Le droit humanitaire international interdit l'exécution sommaire ou les mauvais traitements de toute personne en garde à vue, qu'il s'agisse de civils ou combattants faits prisonniers.[12] Lorsqu'ils sont commis de manière délibérée ou irresponsable, de tels actes sont des crimes de guerre.
Selon des témoins, les soldats du CNDP ont enfoncé les portes, demandant de l'argent et des téléphones portables, puis abattant ou tuant d'autres façons les hommes ou les garçons qu'ils trouvaient. Ils les ont massacrés devant leurs familles dans leurs maisons, devant leurs maisons ou dans les rues avoisinantes. Des femmes, dont certaines qui essayaient de protéger d'autres membres de leurs familles, ont également été tuées.
Une femme dont le mari a été tué a expliqué à un chercheur/une chercheuse de Human Rights Watch ce qui est arrivé.
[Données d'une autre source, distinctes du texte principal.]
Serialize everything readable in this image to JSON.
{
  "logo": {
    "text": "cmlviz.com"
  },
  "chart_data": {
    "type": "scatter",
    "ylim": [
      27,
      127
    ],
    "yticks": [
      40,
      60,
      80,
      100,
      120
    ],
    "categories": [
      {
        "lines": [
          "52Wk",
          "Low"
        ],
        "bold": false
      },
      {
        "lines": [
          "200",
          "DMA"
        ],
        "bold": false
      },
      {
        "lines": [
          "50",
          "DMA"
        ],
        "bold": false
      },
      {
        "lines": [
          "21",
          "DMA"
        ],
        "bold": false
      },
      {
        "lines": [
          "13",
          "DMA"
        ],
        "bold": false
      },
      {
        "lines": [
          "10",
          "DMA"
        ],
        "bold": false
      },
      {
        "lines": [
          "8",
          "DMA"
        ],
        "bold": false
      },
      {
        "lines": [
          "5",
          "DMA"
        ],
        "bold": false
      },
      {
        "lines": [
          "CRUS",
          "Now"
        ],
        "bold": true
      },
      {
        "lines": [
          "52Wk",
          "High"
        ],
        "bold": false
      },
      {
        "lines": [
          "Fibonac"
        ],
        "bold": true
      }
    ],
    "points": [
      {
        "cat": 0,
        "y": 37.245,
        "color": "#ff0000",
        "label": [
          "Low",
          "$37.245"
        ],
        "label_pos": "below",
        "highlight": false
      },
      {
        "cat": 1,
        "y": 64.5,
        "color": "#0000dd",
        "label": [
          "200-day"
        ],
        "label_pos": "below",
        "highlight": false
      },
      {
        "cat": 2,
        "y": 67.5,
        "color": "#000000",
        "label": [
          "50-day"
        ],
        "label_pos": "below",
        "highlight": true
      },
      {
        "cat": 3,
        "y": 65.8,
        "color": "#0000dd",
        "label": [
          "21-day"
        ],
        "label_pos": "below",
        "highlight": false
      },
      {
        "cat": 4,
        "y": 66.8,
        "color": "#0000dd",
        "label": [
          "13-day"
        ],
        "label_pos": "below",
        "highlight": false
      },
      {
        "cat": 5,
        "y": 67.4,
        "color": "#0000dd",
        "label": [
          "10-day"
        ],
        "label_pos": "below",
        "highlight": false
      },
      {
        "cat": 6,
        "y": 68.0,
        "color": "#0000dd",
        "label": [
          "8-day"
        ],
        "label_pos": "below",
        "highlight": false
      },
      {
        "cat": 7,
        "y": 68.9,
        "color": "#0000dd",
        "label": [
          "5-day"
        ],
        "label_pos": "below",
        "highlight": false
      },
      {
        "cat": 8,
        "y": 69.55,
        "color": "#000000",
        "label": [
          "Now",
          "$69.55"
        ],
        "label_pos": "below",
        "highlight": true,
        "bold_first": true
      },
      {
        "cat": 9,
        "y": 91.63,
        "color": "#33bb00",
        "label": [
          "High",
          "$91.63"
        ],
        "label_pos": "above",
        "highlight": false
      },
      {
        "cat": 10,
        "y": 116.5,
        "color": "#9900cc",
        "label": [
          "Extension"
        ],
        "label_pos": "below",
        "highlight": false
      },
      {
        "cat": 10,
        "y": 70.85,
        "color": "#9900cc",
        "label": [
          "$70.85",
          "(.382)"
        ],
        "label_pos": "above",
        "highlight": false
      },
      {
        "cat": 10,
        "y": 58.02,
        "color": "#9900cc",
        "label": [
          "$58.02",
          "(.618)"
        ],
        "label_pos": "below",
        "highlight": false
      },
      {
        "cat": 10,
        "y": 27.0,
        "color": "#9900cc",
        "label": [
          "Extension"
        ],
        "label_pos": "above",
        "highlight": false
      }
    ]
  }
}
Elle a déclaré:
Mercredi [le 5 novembre], dix soldats du CNDP sont apparus devant ma maison dans le quartier de Mabungo. Mon mari ne les a pas vus, et il a voulu quitter la cuisine attenante pour me rejoindre dans la maison principale. Mais dès qu'ila mis le pied dehors, les soldats lui ont tiré dessus, une fois dans l'oeil et une fois dans le ventre. Tous ses intestins sont sortis. Mon mari était fermier. Il avait 50 ans et il n'a jamais aidé les Maï Maï. Il n'avait pas d'arme.[13]
Une autre femme âgée a décrit d'autres massacres. Elle a raconté :
Je me suis enfuie pour me cacher dans une maison voisine quand j'ai vu les soldats arriver. Dans la maison il y avait sept garçons. Certains portaient des feuilles sur la tête [comme le faisaient souvent les Maï Maï ], mais ils n'avaient pas d'armes. Les soldats ont demandé aux garçons d'ouvrir la porte, mais ils avaient peur et n'ont pas répondu. J'ai couru dans la chambre et je me suis recroquevillée en boule sous le lit. J'ai entendu les soldats qui cassaient la porte et ensuite les hurlements des garçons pendant qu'ils leur tiraient dessus. Ils n'ont pas tenté de les arrêter, ils ont juste tiré – bam, bam, bam. Les soldats sont entrés dans la chambre. Je tremblais de partout. Un des soldats m'a attrapée par une jambe et m'a tirée de sous le lit. Il a levé son fusil pour tirer sur moi, mais un autre a dit de me laisser, que j'étais juste une vieille femme. Quand ils sont partis, je suis allée dans l'autre pièce et j'ai vu les corps de tous les jeunes garçons. Quatre d'entre eux étaient frères. Ils étaient tous morts.[14]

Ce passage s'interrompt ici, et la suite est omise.